Among other tantalising details to have surfaced from cast lists are Jane Asher in a 1962 version of Romeo and Juliet; Sean Connery and Dorothy Tutin in Colombe (1960) by Jean Anouilh; Derek Jacobi, Robert Stephens and Maggie Smith in Much Ado About Nothing (1967); Leonard Rossiter and John Le Mesurier in Dr. Knock (1966) (Harley Granville-Barker’s translation of Jules Romains’ satire); and Betty Marsden as Mrs Malaprop in a 1962 version of Sheridan’s The Rivals.

Other famous actors include Mai Zetterling, Patricia Routledge, Peggy Ashcroft, Michael Hordern, Jill Bennett, Leo McKern, Wilfrid Brambell, Patrick Troughton, Peter Sallis, Donald Wolfitt, Bernard Cribbins, Viven Merchant, Jeremy Brett, David Hemmings, Susannah York, Charles Grey, Patrick Macnee, Robert Shaw, Ron Moody, David McCallum, Robert Hardy, and Geoffrey Bayldon. Producers and directors are of equally high standing.

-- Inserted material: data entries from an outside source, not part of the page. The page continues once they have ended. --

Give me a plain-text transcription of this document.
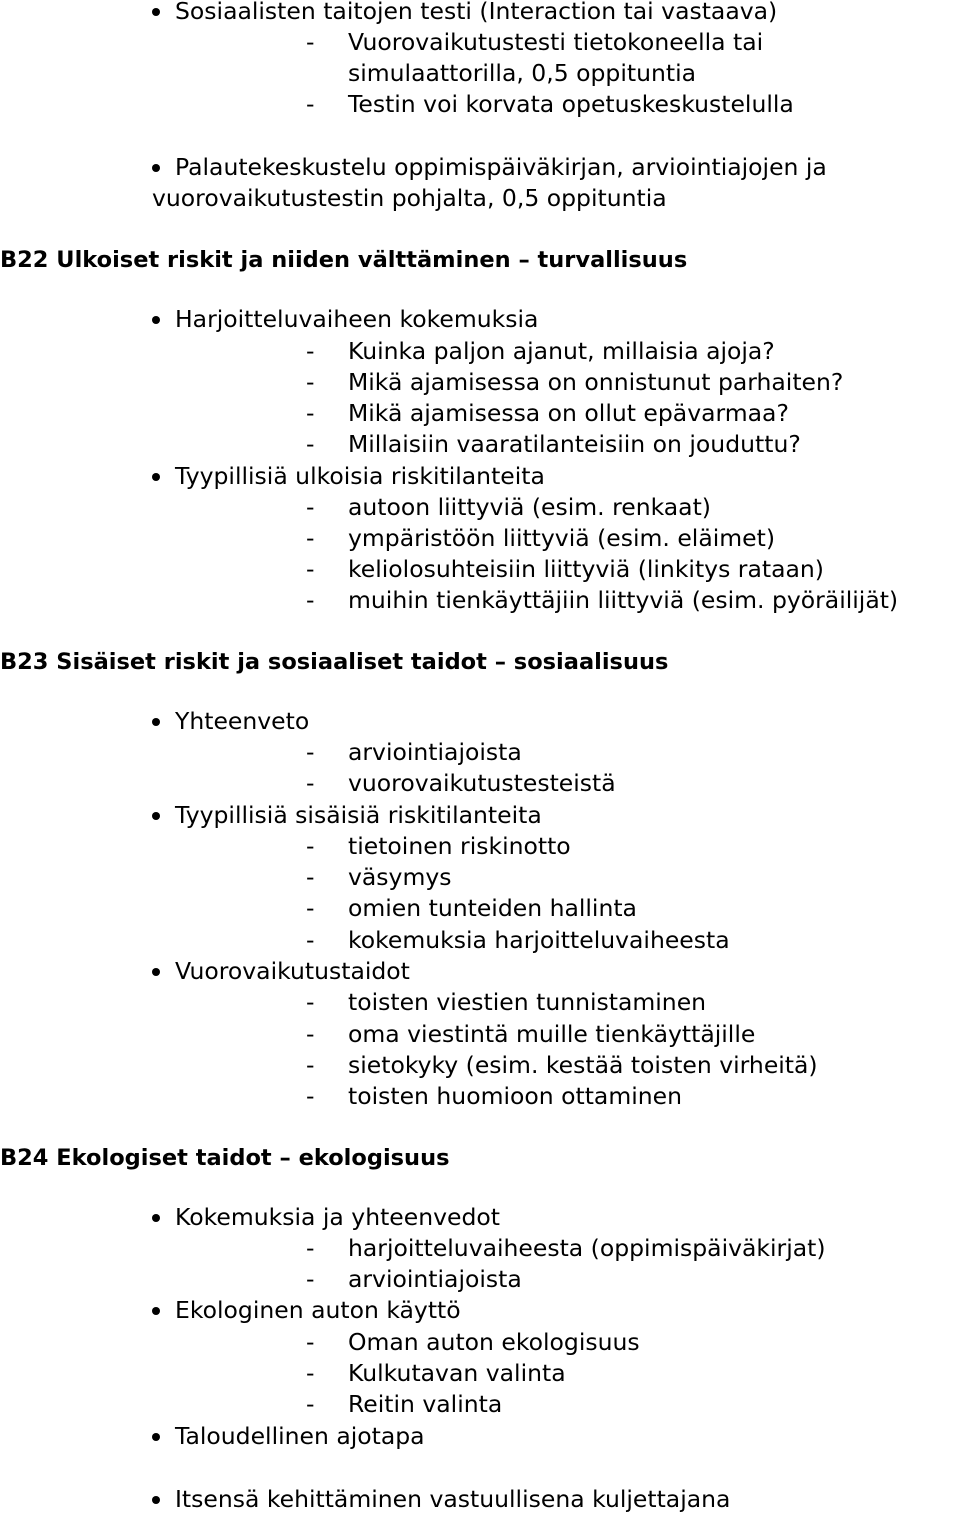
Sosiaalisten taitojen testi (Interaction tai vastaava)
- Vuorovaikutustesti tietokoneella tai
simulaattorilla, 0,5 oppituntia
- Testin voi korvata opetuskeskustelulla
Palautekeskustelu oppimispäiväkirjan, arviointiajojen ja
vuorovaikutustestin pohjalta, 0,5 oppituntia
B22 Ulkoiset riskit ja niiden välttäminen – turvallisuus
Harjoitteluvaiheen kokemuksia
- Kuinka paljon ajanut, millaisia ajoja?
- Mikä ajamisessa on onnistunut parhaiten?
- Mikä ajamisessa on ollut epävarmaa?
- Millaisiin vaaratilanteisiin on jouduttu?
Tyypillisiä ulkoisia riskitilanteita
- autoon liittyviä (esim. renkaat)
- ympäristöön liittyviä (esim. eläimet)
- keliolosuhteisiin liittyviä (linkitys rataan)
- muihin tienkäyttäjiin liittyviä (esim. pyöräilijät)
B23 Sisäiset riskit ja sosiaaliset taidot – sosiaalisuus
Yhteenveto
- arviointiajoista
- vuorovaikutustesteistä
Tyypillisiä sisäisiä riskitilanteita
- tietoinen riskinotto
- väsymys
- omien tunteiden hallinta
- kokemuksia harjoitteluvaiheesta
Vuorovaikutustaidot
- toisten viestien tunnistaminen
- oma viestintä muille tienkäyttäjille
- sietokyky (esim. kestää toisten virheitä)
- toisten huomioon ottaminen
B24 Ekologiset taidot – ekologisuus
Kokemuksia ja yhteenvedot
- harjoitteluvaiheesta (oppimispäiväkirjat)
- arviointiajoista
Ekologinen auton käyttö
- Oman auton ekologisuus
- Kulkutavan valinta
- Reitin valinta
Taloudellinen ajotapa
Itsensä kehittäminen vastuullisena kuljettajana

As the BFI National Archive celebrates its 75th anniversary this year this news could not have come at a more appropriate time. Special thanks are due to the BFI’s partner organisation Kaleidoscope: The Classic Television Organisation who first alerted us to the possibility of this haul.

{{{Missing Believed Wiped festival}}}

The BFI will show selected highlights of the collection during its annual Missing Believed Wiped festival of recovered television programmes on Sunday 7th November at BFI Southbank.

{{{About the BFI}}}

The BFI is the nation’s cultural organisation for film, keeping the breadth of voices in moving image culture alive and known. Through its venues, festivals, film releases and online, the BFI inspires people to understand and enjoy film culture, ensuring that everyone in the UK can see the broadest range and choice of films, otherwise not provided by commercial cinema. The BFI reaches an audience of over 7.5 million in the UK every year.

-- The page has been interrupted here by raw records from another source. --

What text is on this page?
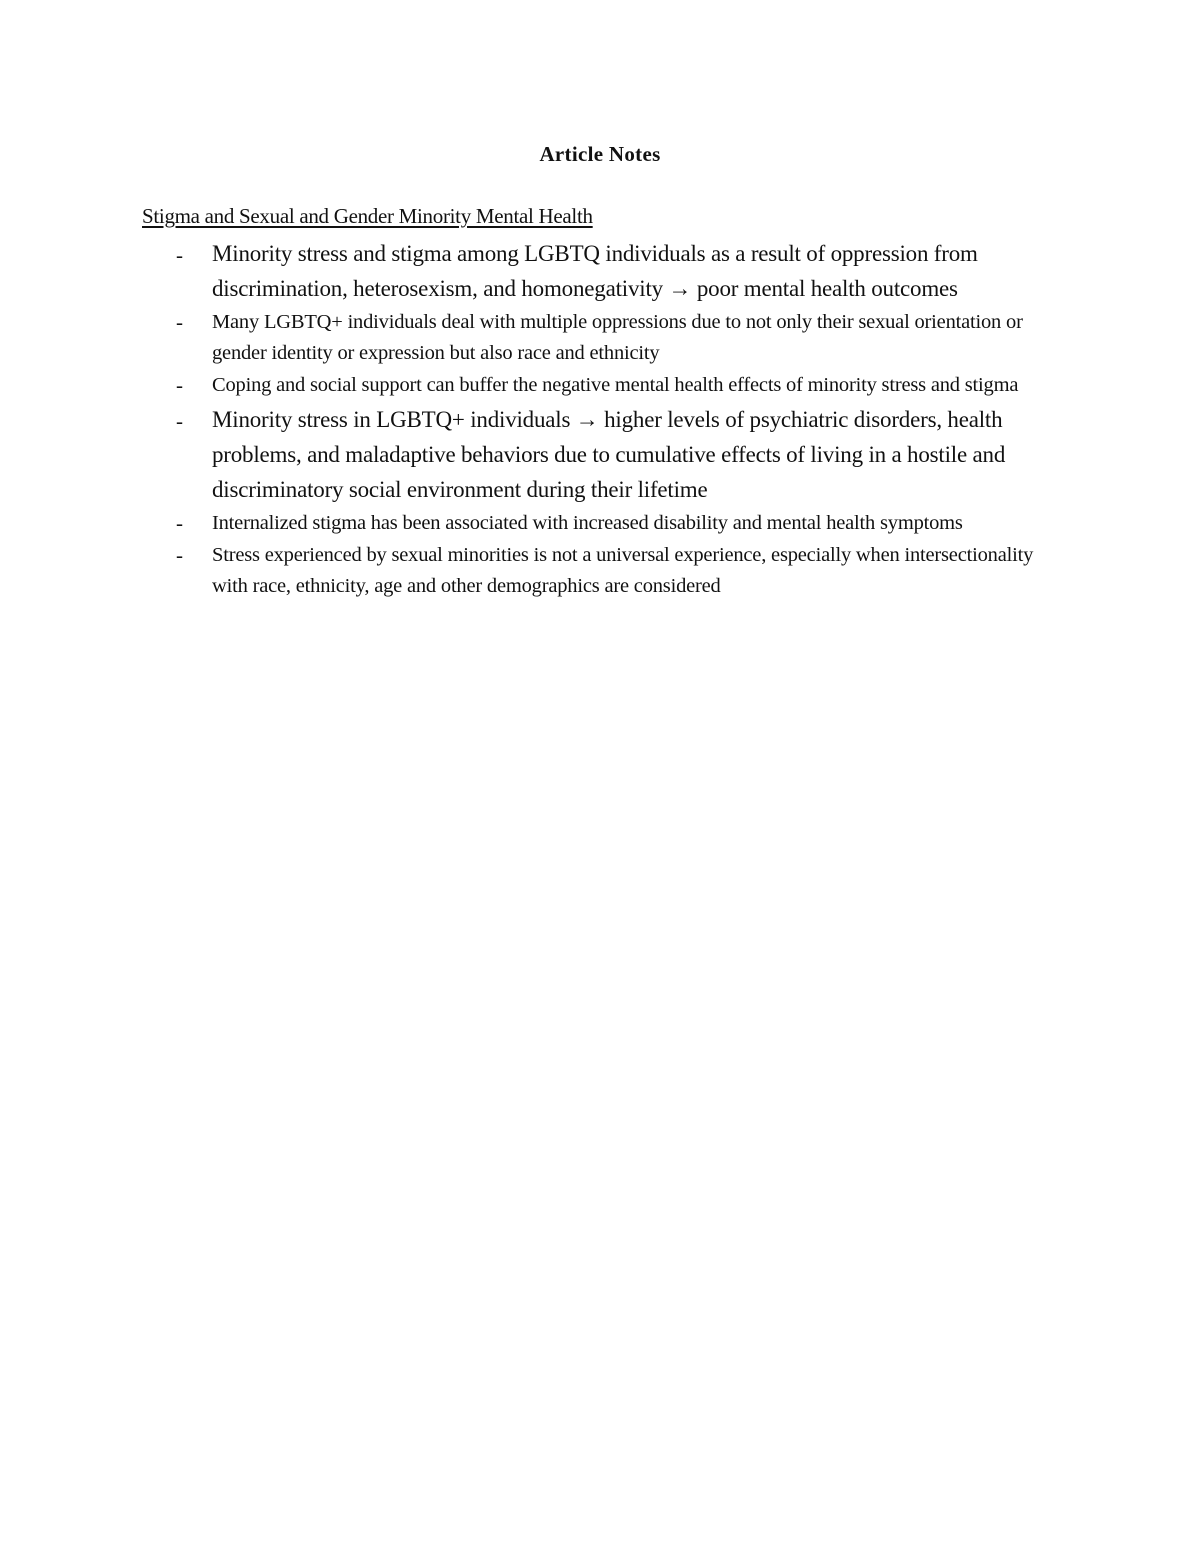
Article Notes
Stigma and Sexual and Gender Minority Mental Health
- Minority stress and stigma among LGBTQ individuals as a result of oppression from discrimination, heterosexism, and homonegativity → poor mental health outcomes
- Many LGBTQ+ individuals deal with multiple oppressions due to not only their sexual orientation or gender identity or expression but also race and ethnicity
- Coping and social support can buffer the negative mental health effects of minority stress and stigma
- Minority stress in LGBTQ+ individuals → higher levels of psychiatric disorders, health problems, and maladaptive behaviors due to cumulative effects of living in a hostile and discriminatory social environment during their lifetime
- Internalized stigma has been associated with increased disability and mental health symptoms
- Stress experienced by sexual minorities is not a universal experience, especially when intersectionality with race, ethnicity, age and other demographics are considered
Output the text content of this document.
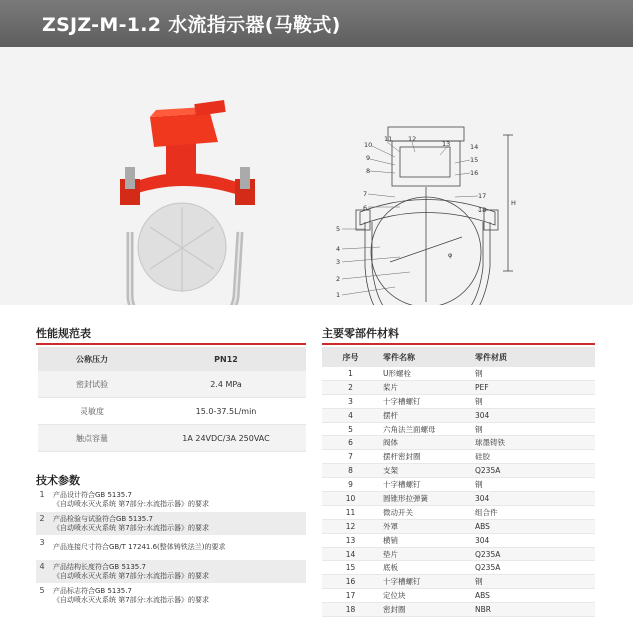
ZSJZ-M-1.2 水流指示器(马鞍式)
10
9
8
7
6
5
4
3
2
1
11 12
13	14
15
16
17
18
H
φ
性能规范表
公称压力	PN12
密封试验	2.4 MPa
灵敏度	15.0-37.5L/min
触点容量	1A 24VDC/3A 250VAC
技术参数
1	产品设计符合GB 5135.7
《自动喷水灭火系统 第7部分:水流指示器》的要求
2	产品检验与试验符合GB 5135.7
《自动喷水灭火系统 第7部分:水流指示器》的要求
3	产品连接尺寸符合GB/T 17241.6(整体铸铁法兰)的要求
4	产品结构长度符合GB 5135.7
《自动喷水灭火系统 第7部分:水流指示器》的要求
5	产品标志符合GB 5135.7
《自动喷水灭火系统 第7部分:水流指示器》的要求
主要零部件材料
序号	零件名称	零件材质
1	U形螺栓	钢
2	桨片	PEF
3	十字槽螺钉	钢
4	摆杆	304
5	六角法兰面螺母	钢
6	阀体	球墨铸铁
7	摆杆密封圈	硅胶
8	支架	Q235A
9	十字槽螺钉	钢
10	圆锥形拉弹簧	304
11	微动开关	组合件
12	外罩	ABS
13	横销	304
14	垫片	Q235A
15	底板	Q235A
16	十字槽螺钉	钢
17	定位块	ABS
18	密封圈	NBR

The BFI is a public body part funded by DCMS through the UK Film Council. For every £1 it receives in grant-in-aid, the BFI raises a further £1.50 through self-generated means.

{{{BFI National Archive}}}

The BFI National Archive was founded in 1935 and has grown to become the largest collection of film and television in the world with over 180,000 films and 750,000 television programmes. With specialist storage facilities in Warwickshire and Hertfordshire the archive also boasts significant collections of stills, posters and designs along with original scripts, press books and related ephemera. We are funded partly by OfCom as the official archive for ITV, Channel Four and Channel Five. We record a representative sample of television across Britain’s terrestrial channels and are the official archive of moving image records of Parliament.

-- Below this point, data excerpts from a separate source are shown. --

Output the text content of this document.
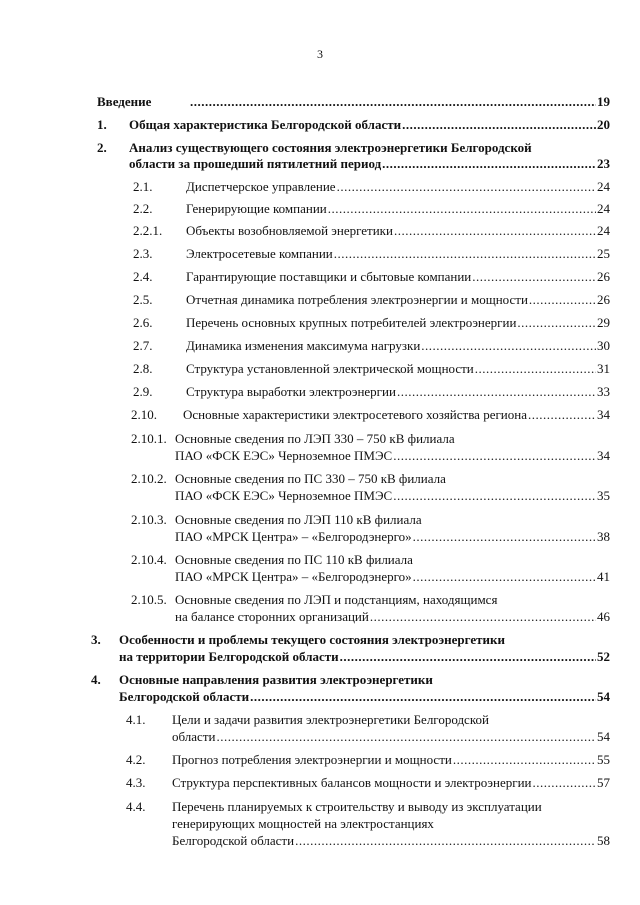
3
Введение .....	19
1.	Общая характеристика Белгородской области .....	20
2.	Анализ существующего состояния электроэнергетики Белгородской
области за прошедший пятилетний период .....	23
2.1.	Диспетчерское управление .....	24
2.2.	Генерирующие компании .....	24
2.2.1.	Объекты возобновляемой энергетики .....	24
2.3.	Электросетевые компании .....	25
2.4.	Гарантирующие поставщики и сбытовые компании .....	26
2.5.	Отчетная динамика потребления электроэнергии и мощности .....	26
2.6.	Перечень основных крупных потребителей электроэнергии .....	29
2.7.	Динамика изменения максимума нагрузки .....	30
2.8.	Структура установленной электрической мощности .....	31
2.9.	Структура выработки электроэнергии .....	33
2.10.	Основные характеристики электросетевого хозяйства региона .....	34
2.10.1. Основные сведения по ЛЭП 330 – 750 кВ филиала
ПАО «ФСК ЕЭС» Черноземное ПМЭС .....	34
2.10.2. Основные сведения по ПС 330 – 750 кВ филиала
ПАО «ФСК ЕЭС» Черноземное ПМЭС .....	35
2.10.3. Основные сведения по ЛЭП 110 кВ филиала
ПАО «МРСК Центра» – «Белгородэнерго» .....	38
2.10.4. Основные сведения по ПС 110 кВ филиала
ПАО «МРСК Центра» – «Белгородэнерго» .....	41
2.10.5. Основные сведения по ЛЭП и подстанциям, находящимся
на балансе сторонних организаций .....	46
3.	Особенности и проблемы текущего состояния электроэнергетики
на территории Белгородской области .....	52
4.	Основные направления развития электроэнергетики
Белгородской области .....	54
4.1.	Цели и задачи развития электроэнергетики Белгородской
области .....	54
4.2.	Прогноз потребления электроэнергии и мощности .....	55
4.3.	Структура перспективных балансов мощности и электроэнергии .....	57
4.4.	Перечень планируемых к строительству и выводу из эксплуатации
генерирующих мощностей на электростанциях
Белгородской области .....	58
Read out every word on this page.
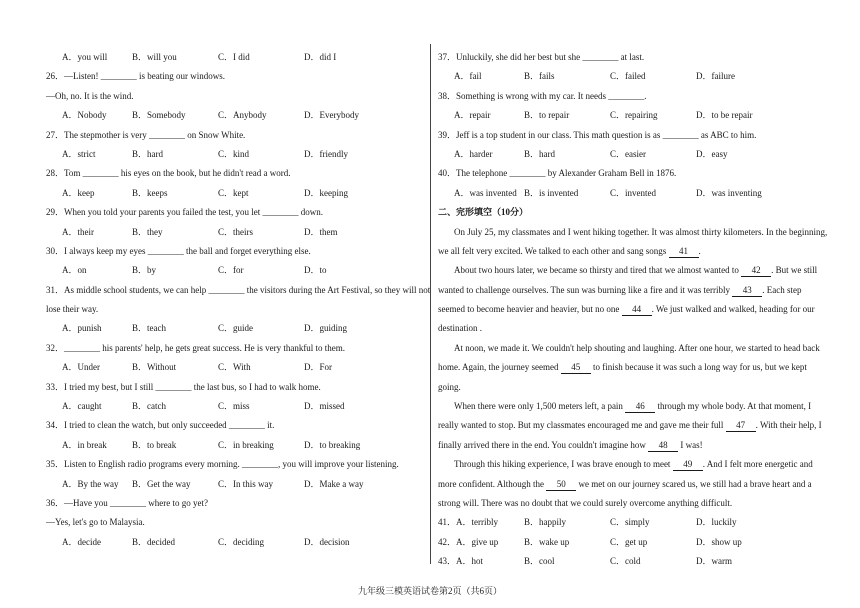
A．you will	B．will you	C．I did	D．did I
26．—Listen! ________ is beating our windows.
—Oh, no. It is the wind.
A．Nobody	B．Somebody	C．Anybody	D．Everybody
27．The stepmother is very ________ on Snow White.
A．strict	B．hard	C．kind	D．friendly
28．Tom ________ his eyes on the book, but he didn't read a word.
A．keep	B．keeps	C．kept	D．keeping
29．When you told your parents you failed the test, you let ________ down.
A．their	B．they	C．theirs	D．them
30．I always keep my eyes ________ the ball and forget everything else.
A．on	B．by	C．for	D．to
31．As middle school students, we can help ________ the visitors during the Art Festival, so they will not
lose their way.
A．punish	B．teach	C．guide	D．guiding
32．________ his parents' help, he gets great success. He is very thankful to them.
A．Under	B．Without	C．With	D．For
33．I tried my best, but I still ________ the last bus, so I had to walk home.
A．caught	B．catch	C．miss	D．missed
34．I tried to clean the watch, but only succeeded ________ it.
A．in break	B．to break	C．in breaking	D．to breaking
35．Listen to English radio programs every morning. ________, you will improve your listening.
A．By the way B．Get the way	C．In this way	D．Make a way
36．—Have you ________ where to go yet?
—Yes, let's go to Malaysia.
A．decide	B．decided	C．deciding	D．decision
37．Unluckily, she did her best but she ________ at last.
A．fail	B．fails	C．failed	D．failure
38．Something is wrong with my car. It needs ________.
A．repair	B．to repair	C．repairing	D．to be repair
39．Jeff is a top student in our class. This math question is as ________ as ABC to him.
A．harder	B．hard	C．easier	D．easy
40．The telephone ________ by Alexander Graham Bell in 1876.
A．was invented B．is invented	C．invented	D．was inventing
二、完形填空（10分）
On July 25, my classmates and I went hiking together. It was almost thirty kilometers. In the beginning,
we all felt very excited. We talked to each other and sang songs 41 .
About two hours later, we became so thirsty and tired that we almost wanted to 42 . But we still
wanted to challenge ourselves. The sun was burning like a fire and it was terribly 43 . Each step
seemed to become heavier and heavier, but no one 44 . We just walked and walked, heading for our
destination .
At noon, we made it. We couldn't help shouting and laughing. After one hour, we started to head back
home. Again, the journey seemed 45 to finish because it was such a long way for us, but we kept
going.
When there were only 1,500 meters left, a pain 46 through my whole body. At that moment, I
really wanted to stop. But my classmates encouraged me and gave me their full 47 . With their help, I
finally arrived there in the end. You couldn't imagine how 48 I was!
Through this hiking experience, I was brave enough to meet 49 . And I felt more energetic and
more confident. Although the 50 we met on our journey scared us, we still had a brave heart and a
strong will. There was no doubt that we could surely overcome anything difficult.
41．A．terribly	B．happily	C．simply	D．luckily
42．A．give up	B．wake up	C．get up	D．show up
43．A．hot	B．cool	C．cold	D．warm
九年级三模英语试卷第2页（共6页）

{{{BFI Special Collections}}}

Part of the BFI National Archive, Special Collections looks after and makes available collections relating to individuals and organisations involved in the British film and television industries. Highlights of the collection include the papers of Sir David Lean, John Schlesinger, Derek Jarman, Joseph Losey, Michael Powell and Emeric Pressburger, Carol Reed, Gerald Thomas, Lord Puttnam, Dirk Bogarde, Muriel, Sidney and Betty Box, the Children’s Film Foundation and Hammer Films.

{{{BFI Mediatheques}}}

Anyone can get access to collections of over 1900 titles from the archive for free at BFI Mediatheques around the UK, currently at BFI Southbank, BFI National Library, QUAD Derby, Central Library Cambridge, Wrexham Library and the Discovery Museum, Newcastle-upon-Tyne.

{{{BFI National Archive Online}}}

Our YouTube channel BFIFilms has over 300 items which can be viewed online. [Over 800,000 views have been recorded for Alice in Wonderland (1903) uploaded to coincide with the release of Tim Burton’s Alice in Wonderland]. Academic access for higher education is through the BFI InView project. Schools and educational institutions have access to a wide range of material at screenonline.org.uk. This is in addition to paid access at the BFI for other research needs.

{{{BFI Viewing Copies}}}

12,000 prints a year are loaned out by the BFI National Archive to support the programmes of 800 venues across the UK and overseas and our DVD label regularly issues selected items. These have included the hugely popular British Transport Films Collection series, the legendary documentaries of The GPO Film Unit and most recently, highlights from the collections of the Central Office of Information.